# Thread: Group acting on set

1. ## Group acting on set

Problem :
Let G be a ﬁnite group acting on a ﬁnite set. Prove that if $\left< a \right>= \left< b \right>$ for two elements $a, b \in G$ then $I (a) = I (b)$ , where for any element $g
\in G, I (g) = |\{s \in S : g s = s \}|$
.
My attempt:
Let A be the cyclic subgroup of G generated by a and B the cyclic subgroup of G generated by b.
Since A = B, we know that $a \in B$ and $b \in A$.
Let N be the number of orbit in A. It is the same number as in B.
From the Cauchy-Frobenius formula (or Burnside it seems there is some disputes about who found it first), $N \cdot ord(A) = N \cdot ord(B) = \sum_{a \in A} I(a) = \sum_{b \in B} I(b)$.
By the definition of I(g), if $as = s$ then $a^n s = a^{n-1} s = ... = s$. Else, $as \neq s$ then $a^n s \neq a^{n-1} s \neq ... \neq s$. Therefore, we are sure that if $as = s$ then $bs = s$ since $b = a^z$ for some $z \in \mathbb Z$.
Is that correct?

2. Originally Posted by vincisonfire

Let G be a ﬁnite group acting on a ﬁnite set.
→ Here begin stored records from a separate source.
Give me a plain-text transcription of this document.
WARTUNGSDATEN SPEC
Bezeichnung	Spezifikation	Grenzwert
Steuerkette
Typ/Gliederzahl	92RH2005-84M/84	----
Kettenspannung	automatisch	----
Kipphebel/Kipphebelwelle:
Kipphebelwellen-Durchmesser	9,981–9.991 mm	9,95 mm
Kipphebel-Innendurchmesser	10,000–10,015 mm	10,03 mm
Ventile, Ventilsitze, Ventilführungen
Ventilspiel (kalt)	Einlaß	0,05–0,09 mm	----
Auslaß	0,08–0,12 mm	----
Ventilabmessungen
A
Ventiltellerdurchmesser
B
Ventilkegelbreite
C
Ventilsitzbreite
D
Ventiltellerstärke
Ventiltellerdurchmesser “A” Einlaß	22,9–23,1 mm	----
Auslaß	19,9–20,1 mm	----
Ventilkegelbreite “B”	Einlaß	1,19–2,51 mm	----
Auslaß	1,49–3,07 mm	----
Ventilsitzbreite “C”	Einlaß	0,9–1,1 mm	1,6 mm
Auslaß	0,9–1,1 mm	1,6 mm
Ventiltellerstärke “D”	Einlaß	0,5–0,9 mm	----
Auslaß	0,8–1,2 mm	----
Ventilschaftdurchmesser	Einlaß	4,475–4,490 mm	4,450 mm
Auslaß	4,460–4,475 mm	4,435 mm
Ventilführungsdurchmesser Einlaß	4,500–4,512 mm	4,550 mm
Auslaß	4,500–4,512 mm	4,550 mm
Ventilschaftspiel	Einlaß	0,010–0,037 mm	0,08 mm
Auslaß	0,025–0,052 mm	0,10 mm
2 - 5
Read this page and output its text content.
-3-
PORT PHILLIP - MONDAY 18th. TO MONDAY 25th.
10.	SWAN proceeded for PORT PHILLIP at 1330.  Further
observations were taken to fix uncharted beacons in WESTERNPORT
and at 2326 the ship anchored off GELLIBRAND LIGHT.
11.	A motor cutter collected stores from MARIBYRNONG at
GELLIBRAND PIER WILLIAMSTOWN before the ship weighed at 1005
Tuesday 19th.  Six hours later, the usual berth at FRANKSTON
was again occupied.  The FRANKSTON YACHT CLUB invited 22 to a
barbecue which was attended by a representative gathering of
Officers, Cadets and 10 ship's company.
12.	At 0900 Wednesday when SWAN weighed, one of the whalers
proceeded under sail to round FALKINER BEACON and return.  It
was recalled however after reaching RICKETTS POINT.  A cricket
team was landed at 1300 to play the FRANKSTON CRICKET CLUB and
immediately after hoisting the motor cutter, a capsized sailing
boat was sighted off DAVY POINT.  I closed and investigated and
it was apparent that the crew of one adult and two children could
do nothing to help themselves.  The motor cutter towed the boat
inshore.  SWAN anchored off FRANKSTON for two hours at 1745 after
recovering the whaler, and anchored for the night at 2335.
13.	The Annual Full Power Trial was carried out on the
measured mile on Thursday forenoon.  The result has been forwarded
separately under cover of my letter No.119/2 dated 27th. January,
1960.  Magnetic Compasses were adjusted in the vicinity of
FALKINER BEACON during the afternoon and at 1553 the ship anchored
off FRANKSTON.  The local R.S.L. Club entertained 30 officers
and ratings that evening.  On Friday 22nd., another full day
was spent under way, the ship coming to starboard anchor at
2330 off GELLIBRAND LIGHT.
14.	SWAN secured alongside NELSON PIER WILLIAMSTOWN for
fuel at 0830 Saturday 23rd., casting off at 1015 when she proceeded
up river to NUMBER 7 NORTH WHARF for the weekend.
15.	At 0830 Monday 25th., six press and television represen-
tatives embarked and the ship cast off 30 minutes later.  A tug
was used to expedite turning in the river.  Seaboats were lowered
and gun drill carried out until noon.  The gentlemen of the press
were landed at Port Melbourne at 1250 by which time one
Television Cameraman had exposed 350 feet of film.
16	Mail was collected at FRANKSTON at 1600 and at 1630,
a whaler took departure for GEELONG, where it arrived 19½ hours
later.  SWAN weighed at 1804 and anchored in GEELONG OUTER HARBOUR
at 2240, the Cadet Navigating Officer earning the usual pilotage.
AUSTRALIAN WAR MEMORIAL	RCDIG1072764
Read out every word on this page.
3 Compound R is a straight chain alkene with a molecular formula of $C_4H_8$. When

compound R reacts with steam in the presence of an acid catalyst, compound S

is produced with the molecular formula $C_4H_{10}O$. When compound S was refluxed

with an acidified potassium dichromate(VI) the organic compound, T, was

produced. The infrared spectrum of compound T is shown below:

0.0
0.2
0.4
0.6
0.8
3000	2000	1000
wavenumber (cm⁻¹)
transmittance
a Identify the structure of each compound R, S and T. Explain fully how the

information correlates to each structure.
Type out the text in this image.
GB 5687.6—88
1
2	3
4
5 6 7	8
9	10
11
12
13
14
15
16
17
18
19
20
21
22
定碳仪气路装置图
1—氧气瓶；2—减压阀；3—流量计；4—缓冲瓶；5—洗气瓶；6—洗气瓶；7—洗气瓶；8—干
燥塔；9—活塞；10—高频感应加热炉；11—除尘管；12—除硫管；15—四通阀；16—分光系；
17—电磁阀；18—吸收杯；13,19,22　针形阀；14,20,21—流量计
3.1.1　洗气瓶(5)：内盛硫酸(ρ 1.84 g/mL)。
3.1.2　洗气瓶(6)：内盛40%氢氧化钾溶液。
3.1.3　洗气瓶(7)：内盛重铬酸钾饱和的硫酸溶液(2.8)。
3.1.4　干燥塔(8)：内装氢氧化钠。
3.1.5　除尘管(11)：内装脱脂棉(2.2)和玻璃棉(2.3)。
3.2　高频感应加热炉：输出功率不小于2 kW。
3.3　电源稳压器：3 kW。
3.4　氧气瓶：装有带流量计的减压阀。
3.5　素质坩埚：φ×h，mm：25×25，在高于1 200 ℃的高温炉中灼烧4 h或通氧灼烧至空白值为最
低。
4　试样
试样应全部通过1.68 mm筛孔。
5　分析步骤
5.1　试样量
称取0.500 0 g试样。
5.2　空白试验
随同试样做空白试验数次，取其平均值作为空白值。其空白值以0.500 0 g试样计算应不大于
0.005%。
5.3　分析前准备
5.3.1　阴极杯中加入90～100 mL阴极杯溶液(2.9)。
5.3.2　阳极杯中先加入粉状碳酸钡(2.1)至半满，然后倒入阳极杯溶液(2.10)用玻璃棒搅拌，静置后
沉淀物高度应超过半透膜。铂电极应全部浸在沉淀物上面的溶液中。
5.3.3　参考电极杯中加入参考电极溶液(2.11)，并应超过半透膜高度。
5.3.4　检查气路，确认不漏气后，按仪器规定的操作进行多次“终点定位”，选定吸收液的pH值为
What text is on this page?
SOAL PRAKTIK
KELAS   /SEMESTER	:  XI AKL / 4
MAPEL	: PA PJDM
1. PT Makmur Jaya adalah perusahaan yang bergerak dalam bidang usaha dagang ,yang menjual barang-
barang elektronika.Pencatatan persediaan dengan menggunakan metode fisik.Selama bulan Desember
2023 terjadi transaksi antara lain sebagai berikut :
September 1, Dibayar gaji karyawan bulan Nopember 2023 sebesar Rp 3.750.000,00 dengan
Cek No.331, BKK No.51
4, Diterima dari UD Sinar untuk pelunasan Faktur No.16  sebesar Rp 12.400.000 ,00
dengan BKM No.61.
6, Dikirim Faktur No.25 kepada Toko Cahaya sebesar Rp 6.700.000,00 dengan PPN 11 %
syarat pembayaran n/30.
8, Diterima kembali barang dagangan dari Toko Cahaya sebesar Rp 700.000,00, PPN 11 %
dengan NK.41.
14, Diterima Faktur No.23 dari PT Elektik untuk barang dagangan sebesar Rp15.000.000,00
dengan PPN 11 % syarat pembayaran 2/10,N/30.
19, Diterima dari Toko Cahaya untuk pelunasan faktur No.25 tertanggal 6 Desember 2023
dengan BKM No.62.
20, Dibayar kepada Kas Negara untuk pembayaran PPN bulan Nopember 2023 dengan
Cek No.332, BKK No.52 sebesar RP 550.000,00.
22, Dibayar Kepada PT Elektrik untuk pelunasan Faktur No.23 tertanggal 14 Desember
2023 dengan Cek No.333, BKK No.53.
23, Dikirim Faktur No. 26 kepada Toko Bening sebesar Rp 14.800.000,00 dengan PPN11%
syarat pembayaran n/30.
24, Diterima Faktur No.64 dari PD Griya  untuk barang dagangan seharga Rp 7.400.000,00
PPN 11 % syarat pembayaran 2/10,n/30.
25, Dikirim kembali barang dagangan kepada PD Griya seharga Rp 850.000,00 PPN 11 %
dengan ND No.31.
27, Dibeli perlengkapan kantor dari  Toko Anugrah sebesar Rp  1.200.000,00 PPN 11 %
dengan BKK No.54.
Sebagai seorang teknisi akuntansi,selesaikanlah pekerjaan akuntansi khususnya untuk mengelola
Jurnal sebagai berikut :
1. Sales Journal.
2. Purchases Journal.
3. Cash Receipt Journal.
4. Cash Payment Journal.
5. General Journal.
Prove that if $\left< a \right>= \left< b \right>$ for two elements $a, b \in G$ then $I (a) = I (b)$ , where for any element $g
\in G, I (g) = |\{s \in S : g s = s \}|$
.
we have: $a=b^i$ for some $i$ coprime with $o(b),$ because $o(a)=o(b).$ so if $b^{ki}s=s, \ \forall k \in \mathbb{Z},$ then: $bs=s.$ thus: $as=s \Longleftrightarrow b^is=s \Longleftrightarrow \forall k \in \mathbb{Z}: \ b^{ki}s=s \Longleftrightarrow bs=s. \ \ \Box$

3. So ... my idea was correct? But the end needed a better formulation if I understand.